L’information a été donnée mercredi soir par la télévision d’Etat, citant le ministre algérien de la Justice Ahmed Ouyahia. Un précédent bilan révisé faisait état de 17 morts et 8 blessés. L’incendie a pris dans une cellule de 25 détenus, lorsque des prisonniers ont mis le feu à leurs paillasses en mousse après un incident qui avait opposé des gardiens à un jeune prisonnier de 19 ans, qui avait fait une tentative de suicide à la suite d’une rixe, selon la version officielle. Un premier bilan mercredi matin était de 14 morts par asphyxie et de 11 blessés.
Les prisonniers d’une cellule ont mis le feu à leurs matelas en mousse à l’issue d’un incident qui avait opposé des gardiens à un jeune prisonnier de 19 ans. Ce dernier avait fait une tentative de suicide à la suite d’une rixe, selon l’agence algérienne APS, citant des témoignages recueillis sur place. Cet incident a fait réagir d’autres détenus, « probablement drogués », qui ont alors mis le feu à leur matelas, selon la même source, qui a ajouté que le feu s’est alors rapidement propagé en dégageant une épaisse fumée noire.

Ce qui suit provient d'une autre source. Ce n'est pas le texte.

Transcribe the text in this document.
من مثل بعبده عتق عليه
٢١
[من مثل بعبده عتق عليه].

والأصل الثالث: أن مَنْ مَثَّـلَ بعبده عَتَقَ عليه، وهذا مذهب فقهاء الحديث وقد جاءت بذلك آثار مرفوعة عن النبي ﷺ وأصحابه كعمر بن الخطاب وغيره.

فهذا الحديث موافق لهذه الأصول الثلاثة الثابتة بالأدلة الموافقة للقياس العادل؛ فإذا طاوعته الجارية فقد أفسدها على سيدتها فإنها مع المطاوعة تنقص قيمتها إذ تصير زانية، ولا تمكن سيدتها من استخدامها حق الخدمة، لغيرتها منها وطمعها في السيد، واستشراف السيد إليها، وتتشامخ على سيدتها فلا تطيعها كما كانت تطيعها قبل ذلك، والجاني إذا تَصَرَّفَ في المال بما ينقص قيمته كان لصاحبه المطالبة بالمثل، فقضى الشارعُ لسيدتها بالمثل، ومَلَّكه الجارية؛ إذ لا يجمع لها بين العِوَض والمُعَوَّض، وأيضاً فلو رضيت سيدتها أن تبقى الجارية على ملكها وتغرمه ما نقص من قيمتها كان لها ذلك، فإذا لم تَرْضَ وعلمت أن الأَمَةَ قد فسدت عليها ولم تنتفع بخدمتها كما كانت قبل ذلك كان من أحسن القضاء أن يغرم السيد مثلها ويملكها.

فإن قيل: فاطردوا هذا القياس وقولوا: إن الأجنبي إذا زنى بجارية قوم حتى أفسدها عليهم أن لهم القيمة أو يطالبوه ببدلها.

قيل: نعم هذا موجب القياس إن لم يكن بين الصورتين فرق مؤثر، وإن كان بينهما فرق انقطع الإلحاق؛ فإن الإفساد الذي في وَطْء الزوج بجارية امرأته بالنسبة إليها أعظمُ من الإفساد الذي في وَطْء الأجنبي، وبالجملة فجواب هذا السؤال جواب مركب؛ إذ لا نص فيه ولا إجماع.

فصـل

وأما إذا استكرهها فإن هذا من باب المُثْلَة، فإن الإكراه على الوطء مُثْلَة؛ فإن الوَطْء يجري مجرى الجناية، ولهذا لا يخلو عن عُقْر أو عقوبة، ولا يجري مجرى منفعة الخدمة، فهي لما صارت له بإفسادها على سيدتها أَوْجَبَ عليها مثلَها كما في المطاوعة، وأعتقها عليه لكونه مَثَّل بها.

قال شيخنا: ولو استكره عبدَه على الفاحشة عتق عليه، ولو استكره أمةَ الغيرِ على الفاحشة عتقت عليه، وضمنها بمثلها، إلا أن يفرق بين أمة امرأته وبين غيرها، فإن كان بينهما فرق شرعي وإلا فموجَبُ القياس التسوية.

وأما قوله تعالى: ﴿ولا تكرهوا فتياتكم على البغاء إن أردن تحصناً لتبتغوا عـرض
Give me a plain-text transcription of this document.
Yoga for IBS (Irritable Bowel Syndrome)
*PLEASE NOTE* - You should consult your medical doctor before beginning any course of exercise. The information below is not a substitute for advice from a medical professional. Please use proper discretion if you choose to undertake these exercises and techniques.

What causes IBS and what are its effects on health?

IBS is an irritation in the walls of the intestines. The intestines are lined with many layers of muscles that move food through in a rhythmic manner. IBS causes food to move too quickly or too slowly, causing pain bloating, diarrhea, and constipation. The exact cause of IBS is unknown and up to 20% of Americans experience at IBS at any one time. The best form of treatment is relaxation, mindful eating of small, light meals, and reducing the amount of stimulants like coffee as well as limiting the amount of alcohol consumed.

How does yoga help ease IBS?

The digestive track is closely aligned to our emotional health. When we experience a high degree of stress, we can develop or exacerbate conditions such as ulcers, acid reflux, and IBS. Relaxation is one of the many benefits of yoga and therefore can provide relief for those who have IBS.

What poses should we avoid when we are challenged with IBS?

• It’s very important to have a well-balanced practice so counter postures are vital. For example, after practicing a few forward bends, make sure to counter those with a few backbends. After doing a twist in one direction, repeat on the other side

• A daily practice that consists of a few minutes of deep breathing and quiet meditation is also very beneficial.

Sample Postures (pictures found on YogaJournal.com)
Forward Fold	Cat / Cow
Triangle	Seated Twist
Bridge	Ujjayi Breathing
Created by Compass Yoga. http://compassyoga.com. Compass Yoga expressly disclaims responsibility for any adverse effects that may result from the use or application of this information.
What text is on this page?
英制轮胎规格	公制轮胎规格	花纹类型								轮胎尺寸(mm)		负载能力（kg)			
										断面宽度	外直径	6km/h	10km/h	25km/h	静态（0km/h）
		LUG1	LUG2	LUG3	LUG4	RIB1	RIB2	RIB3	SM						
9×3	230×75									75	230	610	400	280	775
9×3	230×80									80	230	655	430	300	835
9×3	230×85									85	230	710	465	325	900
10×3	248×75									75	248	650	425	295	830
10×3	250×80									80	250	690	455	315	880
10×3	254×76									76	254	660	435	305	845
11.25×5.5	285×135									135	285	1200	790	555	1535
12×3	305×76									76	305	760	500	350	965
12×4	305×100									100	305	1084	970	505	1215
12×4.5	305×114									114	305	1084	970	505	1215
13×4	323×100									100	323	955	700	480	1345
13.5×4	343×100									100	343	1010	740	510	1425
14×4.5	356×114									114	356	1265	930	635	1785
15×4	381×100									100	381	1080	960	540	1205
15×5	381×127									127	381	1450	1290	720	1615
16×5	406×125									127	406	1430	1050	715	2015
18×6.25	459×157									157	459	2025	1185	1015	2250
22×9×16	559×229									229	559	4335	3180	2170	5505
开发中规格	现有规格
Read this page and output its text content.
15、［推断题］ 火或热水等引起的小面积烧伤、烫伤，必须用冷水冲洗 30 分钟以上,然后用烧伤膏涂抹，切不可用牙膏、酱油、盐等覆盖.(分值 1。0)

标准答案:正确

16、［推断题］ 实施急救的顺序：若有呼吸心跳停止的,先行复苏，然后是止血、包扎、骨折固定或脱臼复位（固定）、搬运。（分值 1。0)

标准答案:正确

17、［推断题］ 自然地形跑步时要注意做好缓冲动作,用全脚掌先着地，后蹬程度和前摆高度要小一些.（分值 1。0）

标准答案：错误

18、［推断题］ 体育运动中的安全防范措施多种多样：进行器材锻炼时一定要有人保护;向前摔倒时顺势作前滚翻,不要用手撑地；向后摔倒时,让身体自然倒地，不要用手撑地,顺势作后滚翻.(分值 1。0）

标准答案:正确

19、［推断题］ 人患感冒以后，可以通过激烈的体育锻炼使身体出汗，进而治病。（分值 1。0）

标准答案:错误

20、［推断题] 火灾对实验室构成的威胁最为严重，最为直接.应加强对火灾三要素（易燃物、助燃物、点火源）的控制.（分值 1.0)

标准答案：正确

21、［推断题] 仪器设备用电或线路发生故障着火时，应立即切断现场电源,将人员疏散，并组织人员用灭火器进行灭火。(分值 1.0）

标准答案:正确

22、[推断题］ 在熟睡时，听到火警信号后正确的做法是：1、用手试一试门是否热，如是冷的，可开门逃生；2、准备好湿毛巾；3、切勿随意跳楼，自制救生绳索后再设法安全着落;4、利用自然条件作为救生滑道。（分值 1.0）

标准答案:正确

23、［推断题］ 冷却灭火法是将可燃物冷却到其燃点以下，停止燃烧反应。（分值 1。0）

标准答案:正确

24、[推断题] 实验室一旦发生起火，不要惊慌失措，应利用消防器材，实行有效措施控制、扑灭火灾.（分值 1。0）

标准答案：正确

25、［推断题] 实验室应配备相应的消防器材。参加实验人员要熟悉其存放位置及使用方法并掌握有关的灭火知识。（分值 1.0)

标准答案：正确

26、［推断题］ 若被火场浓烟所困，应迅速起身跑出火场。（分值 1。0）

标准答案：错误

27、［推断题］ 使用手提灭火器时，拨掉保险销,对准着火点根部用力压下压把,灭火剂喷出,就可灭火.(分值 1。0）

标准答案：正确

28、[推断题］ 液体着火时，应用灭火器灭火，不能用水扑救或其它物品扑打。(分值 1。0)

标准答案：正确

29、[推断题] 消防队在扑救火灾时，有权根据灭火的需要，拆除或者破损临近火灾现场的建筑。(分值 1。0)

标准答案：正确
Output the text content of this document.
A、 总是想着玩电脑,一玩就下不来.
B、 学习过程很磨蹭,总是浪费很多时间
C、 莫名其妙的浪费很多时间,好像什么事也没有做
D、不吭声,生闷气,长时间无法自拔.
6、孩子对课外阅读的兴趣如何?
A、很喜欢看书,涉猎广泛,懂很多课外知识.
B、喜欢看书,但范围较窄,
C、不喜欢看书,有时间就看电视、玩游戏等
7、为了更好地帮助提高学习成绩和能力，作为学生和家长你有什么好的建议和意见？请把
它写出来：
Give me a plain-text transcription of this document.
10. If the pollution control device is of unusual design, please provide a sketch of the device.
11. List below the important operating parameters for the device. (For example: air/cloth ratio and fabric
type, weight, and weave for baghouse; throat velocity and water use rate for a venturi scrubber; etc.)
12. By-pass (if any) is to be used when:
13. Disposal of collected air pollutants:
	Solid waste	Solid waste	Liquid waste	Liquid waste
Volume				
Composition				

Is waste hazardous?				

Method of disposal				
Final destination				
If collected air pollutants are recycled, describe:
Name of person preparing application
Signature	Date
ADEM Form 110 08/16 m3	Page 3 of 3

Malgré l’intervention rapide des gardiens et des pompiers 13 prisonniers devaient décéder sur place par asphyxie, un quatorzième a succombé peu après son transfèrement dans un hôpital d’Alger, selon cette source. « Malgré les mesures prises telle que l’interdiction des briquets, des allumettes ou encore le contrôle des prisons pour ce qui concerne l’aération ou les moyens de lutte anti-incendie, de tels accidents sont encore possibles », a ajouté le ministre algérien de la Justice.
En février 1994, une centaine de détenus islamistes ont trouvé la mort à Serkadji lors d’une mutinerie sévèrement réprimée par les forces de sécurité.
Vingt détenus avaient péri et 22 avaient été blessés le 2 avril dernier dans un incendie allumé par un détenu à la prison de Chelghoum-Laïd, dans la région de Constantine (430 km à l’est d’Alger). Ce détenu avait déclenché l’incendie dans sa cellule où se trouvaient 42 personnes, alors que 15 prisonniers auraient dû seulement y être. Le problème de la surpopulation carcérale est récurrent en Algérie où les prisons, avec 42.000 détenus, sont surchargées et vieilles, ce qui explique le nombre important des victimes dans ce type de situations. Près d’une centaine d’établissements pénitentiaires en algérie, sur les 145 que compte le pays, ont plus d’un siècle.